McGuiness was the only woman, and the only one with a strong North East accent. If I hadn’t been following NE politics I would have said that she was the left winger, not Driscoll. She had a distinctive policy agena around women in the workplace and tacking child poverty.

Clearly she is the one to beat. She was at her best when less well polished. but is still a very competent politician, and deserves to be the front runner. If anything her biggest risk is that she looks like she has bought the brasso before she has won the trophy:

I have been pretty mean in the past about Jamie Driscoll and actually he was better than I was expecting, he came across well, with the soft bon homie of a Blairite junior transport minister with a special interest in buses. He was very technocratic and his smugness and eye rolling is a problem.

But his bigger problem is why is he standing? He didn’t offer a distinctive left wing position, in fact he seemed more right wing than McGuinness. In the absence of real left wing policies you were left with the impression that his main selling point was that as a middle class white man he is better at running local government than a woman with a working class accent. This is going to be hard to sell as a progressive campaign. If he stopped trying to be the Geordie Ken Livingstone and reigned in his ego he could actually be an asset.

He has the backing of the RMT and Owen Jones’ “We Deserve Better” campaign which is normally the kiss of death for a left wing challenger. The last time the RMT ran candidates against Labour they got less than 270 votes on average. I think Driscoll will do a lot better than that, particularly with a good on line campaign, but I can’t see him breaking out of his core support in wealthy parts of Gosforth and Jesmond.

Mainstream Labour have picked up huge numbers of voters since 2019, more than I ever expected. They have however lost a small group of urban left wingers who drifted away when Corbyn stood down. They have mostly switched to the Greens, who seemed to have absorbed all of the people who left Labour during the anti-semitism scandal. This doesn’t bode well for the Greens future. Maybe in Bristol there are enough voters like that to make a difference, but across the North East I doubt it. There just aren’t enough snobby middle class lefties who would rather have the Labour party in opposition led by a middle class chap like Corbyn, than in Government led by Starmer and Rayner, both from a working class background.

The televised debate is on BBC North East on the 17th April. Be interesting to see if the candidates have learnt anything from the business hustings.

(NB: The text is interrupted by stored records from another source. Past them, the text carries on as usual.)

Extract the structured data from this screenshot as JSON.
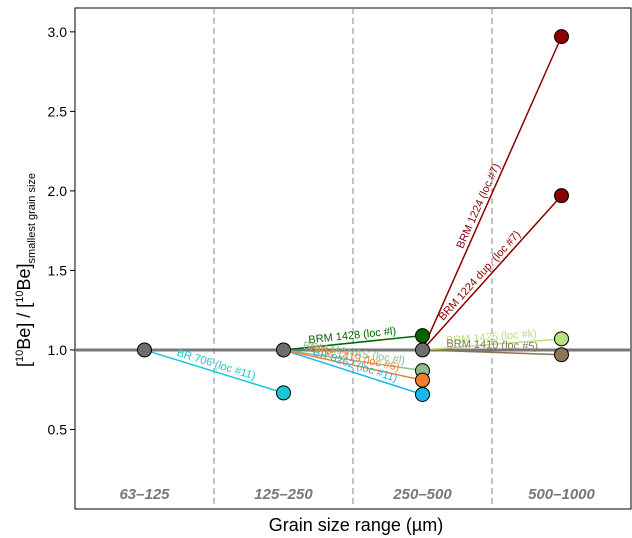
{
  "chart_data": {
    "type": "scatter",
    "xlabel": "Grain size range (µm)",
    "ylabel": {
      "pre": "[",
      "sup1": "10",
      "mid1": "Be] / [",
      "sup2": "10",
      "mid2": "Be]",
      "sub": "smallest grain size"
    },
    "categories": [
      "63–125",
      "125–250",
      "250–500",
      "500–1000"
    ],
    "ylim": [
      0.0,
      3.15
    ],
    "yticks": [
      "0.5",
      "1.0",
      "1.5",
      "2.0",
      "2.5",
      "3.0"
    ],
    "ytick_values": [
      0.5,
      1.0,
      1.5,
      2.0,
      2.5,
      3.0
    ],
    "reference_line": 1.0,
    "series": [
      {
        "name": "BR 706 (loc #11)",
        "color": "#17c9d6",
        "points": [
          {
            "x": "63–125",
            "y": 1.0
          },
          {
            "x": "125–250",
            "y": 0.73
          }
        ]
      },
      {
        "name": "BRM 1428 (loc #l)",
        "color": "#006400",
        "points": [
          {
            "x": "125–250",
            "y": 1.0
          },
          {
            "x": "250–500",
            "y": 1.09
          }
        ]
      },
      {
        "name": "BR 8262 (loc #11)",
        "color": "#1ab8ea",
        "points": [
          {
            "x": "125–250",
            "y": 1.0
          },
          {
            "x": "250–500",
            "y": 0.72
          }
        ]
      },
      {
        "name": "BRM MANAS (loc #l)",
        "color": "#8fbc8f",
        "points": [
          {
            "x": "125–250",
            "y": 1.0
          },
          {
            "x": "250–500",
            "y": 0.87
          }
        ]
      },
      {
        "name": "BRM 1419 (loc #6)",
        "color": "#f47f2a",
        "points": [
          {
            "x": "125–250",
            "y": 1.0
          },
          {
            "x": "250–500",
            "y": 0.81
          }
        ]
      },
      {
        "name": "BRM 1224 (loc #7)",
        "color": "#8b0000",
        "points": [
          {
            "x": "250–500",
            "y": 1.0
          },
          {
            "x": "500–1000",
            "y": 2.97
          }
        ]
      },
      {
        "name": "BRM 1224 dup. (loc #7)",
        "color": "#8b0000",
        "points": [
          {
            "x": "250–500",
            "y": 1.0
          },
          {
            "x": "500–1000",
            "y": 1.97
          }
        ]
      },
      {
        "name": "BRM 1425 (loc #k)",
        "color": "#b5e27a",
        "points": [
          {
            "x": "250–500",
            "y": 1.0
          },
          {
            "x": "500–1000",
            "y": 1.07
          }
        ]
      },
      {
        "name": "BRM 1410 (loc #5)",
        "color": "#8b7355",
        "points": [
          {
            "x": "250–500",
            "y": 1.0
          },
          {
            "x": "500–1000",
            "y": 0.97
          }
        ]
      }
    ],
    "reference_points": [
      {
        "x": "63–125",
        "y": 1.0
      },
      {
        "x": "125–250",
        "y": 1.0
      },
      {
        "x": "250–500",
        "y": 1.0
      }
    ],
    "grid": false
  }
}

2 thoughts on “North East Mayor | The Forgotten Election?”

  1. A Green Party with right wing authoritarian inclinations absorbing the anti-Semitic white Corbynites sounds like a recipe for . . . actually, exactly what Labour needs to give the loonies somewhere to go.

    Reply
    • You can already see the new Green Party activists recruited from Labour going down the same rabbit holes and conspiracies on line, while abusing all those who aren’t in their new sect.